Posted on January 24, 2018 from Switzerland ι Report #172833

Davos, Jan 24 (IANS) Manufacturing and marketing antibiotics responsibly so that they do not cause damage to the environment or lead to misuse can help tackle the threat of "superbugs" or antimicrobial resistance (AMR), said an Indian-origin expert at the World Economic Forum (WEF) here.

Jayasree Iyer, from the Netherlands-based non-profit Access to Medicine Foundation, pointed out that besides developing new medicines and vaccines, pharmaceutical companies should ensure that doctors and patients do not overuse medicines and vaccines.

"We reasonably expect from the industry that apart from developing new medicine and vaccine, we also expect them to manufacture and market antibiotics responsibly to ensure waste water does not end up in the environment," Iyer, the Executive Director at the Foundation, said late on Tuesday.

Aiming at helping the pharma industry tackle the threat of "superbugs", Iyer also launched the first-ever AMR benchmark.

The AMR Benchmark is to clarify the role of the pharmaceutical industry in improving access to medicine and vaccines.

"This Antimicrobial Resistance Benchmark is the first independent, detailed evaluation of how pharmaceutical companies are halting the rise of drug resistance," Iyer said.

According to the World Health Organisation (WHO), AMR is an increasingly serious threat to global public health that requires action across all government sectors and society.

"Antimicrobial resistance is a disaster waiting to happen. We have seen it evolving in the past years, especially drug-resistant TB," said Paul Stoffels, the Chief Scientific Officer at Johnson & Johnson.

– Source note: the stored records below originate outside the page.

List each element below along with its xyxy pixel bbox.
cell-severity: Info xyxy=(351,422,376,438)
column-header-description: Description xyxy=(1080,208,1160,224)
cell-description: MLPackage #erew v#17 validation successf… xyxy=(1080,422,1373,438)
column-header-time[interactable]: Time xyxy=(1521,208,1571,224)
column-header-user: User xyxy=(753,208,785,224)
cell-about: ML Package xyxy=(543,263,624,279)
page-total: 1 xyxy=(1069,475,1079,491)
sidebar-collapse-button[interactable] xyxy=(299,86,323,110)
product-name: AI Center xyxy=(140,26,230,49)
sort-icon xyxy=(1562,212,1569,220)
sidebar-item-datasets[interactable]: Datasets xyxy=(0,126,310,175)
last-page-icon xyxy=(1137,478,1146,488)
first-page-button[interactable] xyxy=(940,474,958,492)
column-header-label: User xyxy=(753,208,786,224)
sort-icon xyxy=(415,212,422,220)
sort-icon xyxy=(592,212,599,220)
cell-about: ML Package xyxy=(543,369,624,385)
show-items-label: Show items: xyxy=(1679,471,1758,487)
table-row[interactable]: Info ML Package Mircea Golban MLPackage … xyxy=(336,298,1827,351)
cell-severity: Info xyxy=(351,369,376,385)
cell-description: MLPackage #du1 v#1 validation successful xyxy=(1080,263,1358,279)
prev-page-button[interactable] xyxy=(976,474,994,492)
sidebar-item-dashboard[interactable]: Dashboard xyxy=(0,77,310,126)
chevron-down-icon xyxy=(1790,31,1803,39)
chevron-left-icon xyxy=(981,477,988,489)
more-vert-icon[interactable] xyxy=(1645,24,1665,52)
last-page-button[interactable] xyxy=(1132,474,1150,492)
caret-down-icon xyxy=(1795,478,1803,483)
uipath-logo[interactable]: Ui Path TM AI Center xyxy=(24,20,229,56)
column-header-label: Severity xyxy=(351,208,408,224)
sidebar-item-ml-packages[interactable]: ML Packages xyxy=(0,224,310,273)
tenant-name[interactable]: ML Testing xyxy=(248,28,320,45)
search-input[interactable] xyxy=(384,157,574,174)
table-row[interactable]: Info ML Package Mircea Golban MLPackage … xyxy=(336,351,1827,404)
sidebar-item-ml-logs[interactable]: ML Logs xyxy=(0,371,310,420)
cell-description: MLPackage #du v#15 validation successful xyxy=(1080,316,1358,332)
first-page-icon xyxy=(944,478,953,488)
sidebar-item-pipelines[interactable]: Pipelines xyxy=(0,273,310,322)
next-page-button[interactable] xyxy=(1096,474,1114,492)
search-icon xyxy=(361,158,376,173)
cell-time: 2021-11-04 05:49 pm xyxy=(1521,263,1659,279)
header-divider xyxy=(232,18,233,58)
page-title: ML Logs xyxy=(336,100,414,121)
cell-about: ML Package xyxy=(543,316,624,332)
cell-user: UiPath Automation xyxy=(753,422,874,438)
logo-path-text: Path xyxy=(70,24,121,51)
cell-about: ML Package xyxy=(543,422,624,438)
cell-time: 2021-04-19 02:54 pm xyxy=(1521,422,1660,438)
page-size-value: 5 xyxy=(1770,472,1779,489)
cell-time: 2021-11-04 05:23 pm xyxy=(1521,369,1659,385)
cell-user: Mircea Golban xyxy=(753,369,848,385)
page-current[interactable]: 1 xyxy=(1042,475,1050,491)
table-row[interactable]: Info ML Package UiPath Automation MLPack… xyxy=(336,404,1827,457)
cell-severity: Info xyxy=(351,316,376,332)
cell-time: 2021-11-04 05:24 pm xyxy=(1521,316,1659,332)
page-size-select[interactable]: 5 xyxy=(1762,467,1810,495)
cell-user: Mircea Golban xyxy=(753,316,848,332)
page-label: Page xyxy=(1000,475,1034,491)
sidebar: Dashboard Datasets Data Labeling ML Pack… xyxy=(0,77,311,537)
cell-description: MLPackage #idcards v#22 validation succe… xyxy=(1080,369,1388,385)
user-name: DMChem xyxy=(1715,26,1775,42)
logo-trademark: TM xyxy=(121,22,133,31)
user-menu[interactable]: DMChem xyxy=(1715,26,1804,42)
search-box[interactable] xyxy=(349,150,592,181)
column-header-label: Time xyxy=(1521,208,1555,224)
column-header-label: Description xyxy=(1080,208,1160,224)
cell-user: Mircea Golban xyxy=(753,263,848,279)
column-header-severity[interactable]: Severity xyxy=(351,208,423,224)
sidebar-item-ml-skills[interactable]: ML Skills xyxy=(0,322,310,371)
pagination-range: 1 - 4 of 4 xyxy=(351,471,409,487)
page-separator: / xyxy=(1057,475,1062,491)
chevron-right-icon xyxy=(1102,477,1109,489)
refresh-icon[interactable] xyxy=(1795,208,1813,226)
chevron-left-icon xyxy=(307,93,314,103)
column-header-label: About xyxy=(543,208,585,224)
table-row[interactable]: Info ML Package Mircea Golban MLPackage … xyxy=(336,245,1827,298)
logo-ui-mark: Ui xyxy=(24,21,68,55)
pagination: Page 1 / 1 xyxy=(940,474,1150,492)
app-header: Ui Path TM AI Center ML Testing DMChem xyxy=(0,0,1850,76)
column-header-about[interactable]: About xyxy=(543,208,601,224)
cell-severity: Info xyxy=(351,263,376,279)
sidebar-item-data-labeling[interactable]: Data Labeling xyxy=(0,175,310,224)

AMR is causing an estimated 700,000 deaths annually, a number expected to rise sharply in the coming decades.

While new antibiotics are desperately needed, the pharmaceutical industry has little incentive to invest in their development because antibiotics do not bring in the revenues that drugs for other diseases such as cancer or cardiovascular disease do.

"We as an industry also face challenges finding viable business models," Stoffels said. "It takes a long time to develop such medicines for relatively small populations. But it's the right thing to do as a human."

Globally, 480,000 people develop multi-drug resistant TB each year and drug resistance is starting to complicate the fight against HIV and malaria as well, according to the WHO.

"The problem could only be tackled globally," Julian Braithwaite, Britain's Ambassador to the UN. Countries needed to work together to tackle this problem, which Braithwaite described as medicine's equivalent of climate change.